I’ve lost track of time in the ambush and am trying to work out if it’s still sob bahir or now char bahir** when another burst rattles out, and the wall behind me becomes a cartoon of bullet holes everywhere but where my head seems – inexplicably – still to be. I’ve been an eternity on this extraordinary fucking dam (which wasn’t even an objective, only a landmark), even though it’s only been a matter of seconds, when I’m grateful to the elderly sahib who, taking stock of the situation and possibly sensing my general confusion, calmly finishes his tea, produces an AK47 from under the table and, smilingly, gestures me across the dam as he stands up and sprays a wild and deafening burst of covering fire in all directions.
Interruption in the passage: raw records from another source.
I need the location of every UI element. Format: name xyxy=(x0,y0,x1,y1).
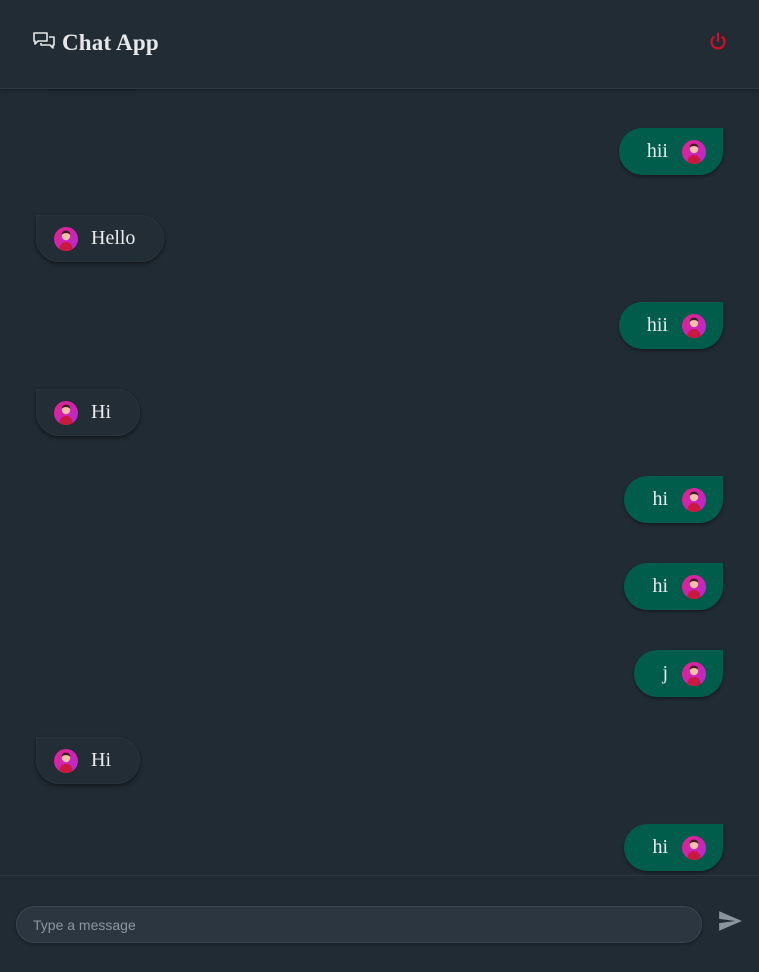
brand: Chat App xyxy=(32,30,159,56)
message-input[interactable] xyxy=(16,906,702,943)
send-icon[interactable] xyxy=(717,908,743,934)
avatar xyxy=(682,313,706,338)
avatar xyxy=(682,139,706,164)
avatar xyxy=(682,661,706,686)
message-text: hi xyxy=(652,488,668,510)
message-text: Hello xyxy=(91,227,136,249)
message-text: hii xyxy=(646,140,668,162)
message-outgoing: hi xyxy=(624,476,723,523)
message-outgoing: hi xyxy=(624,824,723,871)
chat-bubbles-icon xyxy=(33,32,55,49)
avatar xyxy=(682,487,706,512)
message-outgoing: hii xyxy=(618,302,723,349)
avatar xyxy=(682,835,706,860)
avatar xyxy=(54,226,78,251)
message-text: j xyxy=(662,662,668,684)
message-text: Hi xyxy=(91,749,111,771)
message-outgoing: j xyxy=(634,650,723,697)
message-text: hi xyxy=(652,836,668,858)
message-incoming: Hi xyxy=(36,737,140,784)
message-incoming: Hello xyxy=(36,215,165,262)
avatar xyxy=(54,748,78,773)
message-text: Hi xyxy=(91,401,111,423)
avatar xyxy=(54,400,78,425)
previous-message-edge xyxy=(48,89,136,91)
message-text: hii xyxy=(646,314,668,336)
message-outgoing: hi xyxy=(624,563,723,610)
app-title: Chat App xyxy=(62,30,159,55)
message-text: hi xyxy=(652,575,668,597)
avatar xyxy=(682,574,706,599)
message-composer xyxy=(0,875,759,972)
message-incoming: Hi xyxy=(36,389,140,436)
message-outgoing: hii xyxy=(618,128,723,175)
app-header: Chat App xyxy=(0,0,759,89)
message-list[interactable]: hii Hello hii Hi hi hi j Hi hi xyxy=(0,89,759,875)
power-icon[interactable] xyxy=(706,30,730,54)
It was surely never meant to be like this.
It was never meant to be like this in the orders group as we patiently explained how it would go to the childlike Afghans. Moving the little blocks of wood which were US up the little ribbons which were TRACKS and over the coloured powder which was CANAL into the little tins which were the VILLAGE where we would spend the quiet little night ‘SECURING’ the line of departure.
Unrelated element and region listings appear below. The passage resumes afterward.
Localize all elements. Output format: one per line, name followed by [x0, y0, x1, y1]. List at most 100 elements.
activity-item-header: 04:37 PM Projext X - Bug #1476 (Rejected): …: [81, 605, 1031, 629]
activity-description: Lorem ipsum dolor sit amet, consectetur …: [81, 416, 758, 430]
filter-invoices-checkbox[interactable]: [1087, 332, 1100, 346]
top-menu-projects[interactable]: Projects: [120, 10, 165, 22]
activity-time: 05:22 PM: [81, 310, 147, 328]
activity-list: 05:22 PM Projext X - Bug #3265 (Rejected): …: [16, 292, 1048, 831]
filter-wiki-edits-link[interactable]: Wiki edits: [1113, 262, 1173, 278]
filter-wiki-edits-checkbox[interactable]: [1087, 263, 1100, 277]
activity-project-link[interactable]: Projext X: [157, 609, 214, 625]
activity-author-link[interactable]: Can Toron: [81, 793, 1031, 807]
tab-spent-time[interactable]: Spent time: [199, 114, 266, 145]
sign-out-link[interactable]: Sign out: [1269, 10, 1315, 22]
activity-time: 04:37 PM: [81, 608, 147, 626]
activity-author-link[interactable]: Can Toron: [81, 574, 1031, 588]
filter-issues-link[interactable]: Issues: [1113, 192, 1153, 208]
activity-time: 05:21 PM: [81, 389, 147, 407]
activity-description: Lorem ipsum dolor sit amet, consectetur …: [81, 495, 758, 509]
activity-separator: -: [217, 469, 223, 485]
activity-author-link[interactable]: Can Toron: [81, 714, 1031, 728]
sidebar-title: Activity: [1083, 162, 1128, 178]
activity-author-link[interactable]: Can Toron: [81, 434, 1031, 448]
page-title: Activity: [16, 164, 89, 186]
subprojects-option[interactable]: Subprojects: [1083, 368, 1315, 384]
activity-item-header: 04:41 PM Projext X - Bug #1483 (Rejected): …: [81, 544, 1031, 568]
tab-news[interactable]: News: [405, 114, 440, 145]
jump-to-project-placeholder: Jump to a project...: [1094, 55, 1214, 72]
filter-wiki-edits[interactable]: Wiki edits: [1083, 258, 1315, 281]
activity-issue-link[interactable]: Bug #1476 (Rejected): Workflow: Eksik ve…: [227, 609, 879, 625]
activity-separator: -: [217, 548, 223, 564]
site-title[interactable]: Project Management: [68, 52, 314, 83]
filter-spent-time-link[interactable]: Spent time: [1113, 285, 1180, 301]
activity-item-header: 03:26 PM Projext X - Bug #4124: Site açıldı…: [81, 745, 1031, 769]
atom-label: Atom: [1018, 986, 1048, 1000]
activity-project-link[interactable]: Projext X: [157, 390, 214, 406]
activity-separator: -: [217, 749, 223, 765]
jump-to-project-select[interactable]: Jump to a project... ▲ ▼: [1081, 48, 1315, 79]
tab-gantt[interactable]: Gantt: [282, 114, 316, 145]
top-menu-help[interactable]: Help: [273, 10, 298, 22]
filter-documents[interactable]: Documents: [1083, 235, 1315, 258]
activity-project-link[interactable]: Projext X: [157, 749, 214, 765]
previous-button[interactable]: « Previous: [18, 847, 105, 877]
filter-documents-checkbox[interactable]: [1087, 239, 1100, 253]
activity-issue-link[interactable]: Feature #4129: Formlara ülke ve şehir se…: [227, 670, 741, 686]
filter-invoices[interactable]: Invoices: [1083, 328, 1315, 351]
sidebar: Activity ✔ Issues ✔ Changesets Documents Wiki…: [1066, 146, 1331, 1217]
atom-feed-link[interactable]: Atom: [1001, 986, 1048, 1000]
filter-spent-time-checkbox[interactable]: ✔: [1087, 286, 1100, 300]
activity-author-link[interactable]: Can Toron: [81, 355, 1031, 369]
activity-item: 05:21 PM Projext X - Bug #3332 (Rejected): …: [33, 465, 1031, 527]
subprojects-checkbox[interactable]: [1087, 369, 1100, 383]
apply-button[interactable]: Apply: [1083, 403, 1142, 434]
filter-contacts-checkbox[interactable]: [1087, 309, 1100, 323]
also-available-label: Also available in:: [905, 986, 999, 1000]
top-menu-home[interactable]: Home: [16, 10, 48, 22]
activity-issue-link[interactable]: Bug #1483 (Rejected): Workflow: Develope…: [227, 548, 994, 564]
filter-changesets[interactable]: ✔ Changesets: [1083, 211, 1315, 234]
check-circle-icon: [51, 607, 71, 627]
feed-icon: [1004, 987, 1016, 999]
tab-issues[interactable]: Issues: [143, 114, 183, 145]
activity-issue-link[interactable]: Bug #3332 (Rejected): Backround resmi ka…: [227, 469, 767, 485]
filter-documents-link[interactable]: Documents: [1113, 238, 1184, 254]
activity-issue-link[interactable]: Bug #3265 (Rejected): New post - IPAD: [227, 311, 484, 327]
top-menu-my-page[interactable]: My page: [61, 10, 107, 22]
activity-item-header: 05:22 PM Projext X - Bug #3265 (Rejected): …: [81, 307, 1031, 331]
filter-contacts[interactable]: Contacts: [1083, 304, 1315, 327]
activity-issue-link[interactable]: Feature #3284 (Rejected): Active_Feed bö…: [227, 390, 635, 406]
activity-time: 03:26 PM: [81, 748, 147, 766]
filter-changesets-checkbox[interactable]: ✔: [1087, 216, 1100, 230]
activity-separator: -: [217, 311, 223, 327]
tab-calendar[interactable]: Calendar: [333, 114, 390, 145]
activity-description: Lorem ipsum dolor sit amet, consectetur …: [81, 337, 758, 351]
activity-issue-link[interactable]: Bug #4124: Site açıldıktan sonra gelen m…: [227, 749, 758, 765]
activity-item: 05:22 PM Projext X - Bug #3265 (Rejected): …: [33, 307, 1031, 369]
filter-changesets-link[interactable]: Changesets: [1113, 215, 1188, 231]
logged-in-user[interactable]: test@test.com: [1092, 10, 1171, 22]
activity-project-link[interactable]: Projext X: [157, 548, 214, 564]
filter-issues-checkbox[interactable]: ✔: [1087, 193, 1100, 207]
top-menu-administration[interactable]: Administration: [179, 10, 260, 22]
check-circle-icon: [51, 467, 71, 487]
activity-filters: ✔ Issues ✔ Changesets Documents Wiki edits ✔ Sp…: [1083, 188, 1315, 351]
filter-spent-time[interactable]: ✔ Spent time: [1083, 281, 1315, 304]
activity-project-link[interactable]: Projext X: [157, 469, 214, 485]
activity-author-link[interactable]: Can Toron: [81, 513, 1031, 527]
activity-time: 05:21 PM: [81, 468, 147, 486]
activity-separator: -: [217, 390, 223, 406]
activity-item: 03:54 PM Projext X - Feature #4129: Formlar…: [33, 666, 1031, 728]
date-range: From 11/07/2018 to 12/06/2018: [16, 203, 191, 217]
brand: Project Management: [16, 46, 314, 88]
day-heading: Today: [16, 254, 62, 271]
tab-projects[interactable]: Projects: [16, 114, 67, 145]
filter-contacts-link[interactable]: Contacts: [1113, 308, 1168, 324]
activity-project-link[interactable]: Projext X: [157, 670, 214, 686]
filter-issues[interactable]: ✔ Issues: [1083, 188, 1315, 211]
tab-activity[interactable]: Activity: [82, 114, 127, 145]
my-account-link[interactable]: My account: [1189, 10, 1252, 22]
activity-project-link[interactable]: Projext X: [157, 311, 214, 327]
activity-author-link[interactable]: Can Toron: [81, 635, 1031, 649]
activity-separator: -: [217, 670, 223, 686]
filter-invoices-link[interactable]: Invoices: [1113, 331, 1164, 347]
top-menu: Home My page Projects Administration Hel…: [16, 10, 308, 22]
It was never meant to be like this in training on the Plain, where the enemy were always in BMPs, and I could never remember whether they were the scary armoured personnel carriers or maybe those were the BTRs, and none of it mattered because the worst course of action was always the Russians reinforcing with the seriously scary T80 tanks, which you always sensed were just behind the woodland in the direction of Hampshire, and hopefully they don’t have an AGS-17, whatever one of those is, but either way the right plan was always left-flanking with bags of smoke and avoid the machine-gun post.
It was never meant to be like this as with deep euphoria we rolled the entire kandak*** out of the gates of Shorabak and drove them bold as brass down the main road, the only road, with i-Pod blaring from the WMIKs and all the excited chatter on the radios of Gereshk and the crazy market and the stares of the locals and our firepower and the fact that we’re leading the operation and the fact that we haven’t got lost and the fact that we’re nearly at the objective and the fact that there suddenly was the dam.
And then it was chaos.
I noticed Will on the other side of the canal, and everything was going so much to plan that the first rattle was almost offensively incongruous, and the temptation was to ignore it because if we didn’t really hear it then maybe it didn’t really happen. Then, rudely and undeniably, RPGs boom in from the front and the flank, and the ground and the hedgerows are alive with the sudden intensity of fire that’s now bouncing like popcorn off the vehicles, and before we’ve even registered where it’s coming from the Afghans are in the ditches to the side of the track pouring back fire and answering boom with boom. And the frozen pallor of our faces might be fear or adrenalin or just the excitement and realization that the three-year, ten-year, twenty-year expectation of various military careers is finally being fulfilled but it only lasts that split second it takes for me to snatch for the radio and whoop with delight ‘AMBER 63, CONTACT,WAIT OUT,’ and I’ve said it.
I’ve said it.
I’ve said it first and I beam across at LSgt Rowe, who understands, and up at LCpl Price, who’s ecstatically letting rip with the GPMG, and then we’re bounding gleefully from the vehicles and firing, actually firing real bullets, at the invisible and unperturbed enemy. Actually firing our weapons in glorious and chaotic anger. Actually firing.
I knew, deep down, it was always going to be like this.
* Tea.
** Sob bahir: good morning/day. Char bahir: good afternoon/evening.
*** Kandak: an Afghan National Army battalion, consisting of about 500 men.
† Mullah: a preacher. Haji: one who has been on a pilgrimage to Mecca, a term of respect.